These indications are meagre and isolated indeed, and the second is to be accepted only with reserve. On the other hand, we have detailed information of what went on in Italy during Francis's absence. Brother Giordano's chronicle, recently discovered and published, throws all the light that could be desired upon a plot laid against Francis by the very persons whom he had commissioned to take his place at Portiuncula, and this, if not with the connivance of Rome and the cardinal protector, at least without their opposition. These events had indeed been narrated by Angelo Clareno, but the undisguised feeling which breathes through all his writings and their lack of accuracy had sufficed with careful critics to leave them in doubt. How could it be supposed that in the very lifetime of St. Francis the vicars whom he had instituted could take advantage of his absence to overthrow his work? How could it be that the pope, who during this period was sojourning at Rieti, how that Ugolini, who was still nearer, did not impose silence on these agitators?[32]

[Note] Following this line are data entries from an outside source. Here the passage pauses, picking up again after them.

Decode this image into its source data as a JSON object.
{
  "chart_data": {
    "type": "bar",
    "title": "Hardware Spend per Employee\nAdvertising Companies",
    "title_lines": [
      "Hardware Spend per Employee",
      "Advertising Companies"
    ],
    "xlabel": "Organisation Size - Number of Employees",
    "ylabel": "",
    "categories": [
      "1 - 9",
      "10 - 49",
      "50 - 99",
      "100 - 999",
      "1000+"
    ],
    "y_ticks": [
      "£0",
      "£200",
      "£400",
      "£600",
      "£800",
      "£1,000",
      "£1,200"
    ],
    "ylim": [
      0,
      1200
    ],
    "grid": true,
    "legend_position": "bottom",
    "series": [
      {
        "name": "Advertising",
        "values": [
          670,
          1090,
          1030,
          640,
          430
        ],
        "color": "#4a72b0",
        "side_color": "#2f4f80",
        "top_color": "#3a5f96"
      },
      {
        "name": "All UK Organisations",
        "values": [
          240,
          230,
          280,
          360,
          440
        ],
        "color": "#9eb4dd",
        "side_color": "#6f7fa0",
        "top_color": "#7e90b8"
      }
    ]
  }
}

Now that all the facts come anew to light, not in an oratorical and impassioned account, but brief, precise, cutting, dated, with every appearance of notes taken day by day, we must perforce yield to evidence.

Does this give us reason clamorously to condemn Ugolino and the pope? I do not think so. They played a part which is not to their honor, but their intentions were evidently excellent. If the famous aphorism that the end justifies the means is criminal where one examines his own conduct, it becomes the first duty in judging that of others. Here are the facts:

On July 25th, about one month after Francis's departure for Syria, Ugolini, who was at Perugia, laid upon the Clarisses of Monticelli (Florence), Sienna, Perugia, and Lucca that which his friend had so obstinately refused for the friars, the Benedictine Rule.[33]

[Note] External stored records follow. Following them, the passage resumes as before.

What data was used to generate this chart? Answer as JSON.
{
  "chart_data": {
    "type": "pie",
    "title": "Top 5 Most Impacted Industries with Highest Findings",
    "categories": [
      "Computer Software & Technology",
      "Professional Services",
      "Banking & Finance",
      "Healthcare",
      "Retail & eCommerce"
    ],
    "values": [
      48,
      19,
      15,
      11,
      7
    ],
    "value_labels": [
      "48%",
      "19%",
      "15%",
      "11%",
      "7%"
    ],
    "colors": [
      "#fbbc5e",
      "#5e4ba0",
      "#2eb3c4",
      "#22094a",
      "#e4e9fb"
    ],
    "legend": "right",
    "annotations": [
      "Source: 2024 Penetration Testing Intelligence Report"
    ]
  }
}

At the same time, St. Dominic, returning from Spain full of new ardor after his retreat in the grotto of Segovia, and fully decided to adopt for his Order the rule of poverty, was strongly encouraged in this purpose and overwhelmed with favors.[34] Honorius III. saw in him the providential man of the time, the reformer of the monastic Orders; he showed him unusual attentions, going so far, for example, as to transfer to him a group of monks belonging to other Orders, whom he appointed to act as Dominic's lieutenants on the preaching tours which he believed it to be his duty to undertake, and to serve, under his direction, an apprenticeship in popular preaching.[35]

That Ugolini was the inspiration of all this, the bulls are here to witness. His ruling purpose at that time was so clearly to direct the two new Orders that he chose a domicile with this end in view, and we find him continually either at Perugia—that is to say, within three leagues of Portiuncula—or at Bologna, the stronghold of the Dominicans.

It now becomes manifest that just as the fraternity instituted by Francis was truly the fruit of his body, flesh of his flesh, so does the Order of the Preaching Friars emanate from the papacy, and St. Dominic is only its putative father. This character is expressed in one word by one of the most authoritative of contemporary annalists, Burchard of Ursperg (

1226). "The pope," he says, "instituted and confirmed the Order of the Preachers."[36]

Francis on his journey in the Orient had taken for special companion a friar whom we have not yet met, Pietro di Catana or dei Cattani. Was he a native of the town of Catana? There is no precise indication of it. It appears more probable that he belonged to the noble family dei Cattani, already known to Francis, and of which Orlando, Count of Chiusi in Casentino, who gave him the Verna, was a member. However that may be, we must not confound him with the Brother Pietro who assumed the habit in 1209, at the same time with Bernardo of Quintavallo, and died shortly afterward. Tradition, in reducing these two men to a single personage, was influenced not merely by the similarity of the names, but also by the very natural desire to increase the prestige of one who in 1220-1221 was to play an important part in the direction of the Order.[37]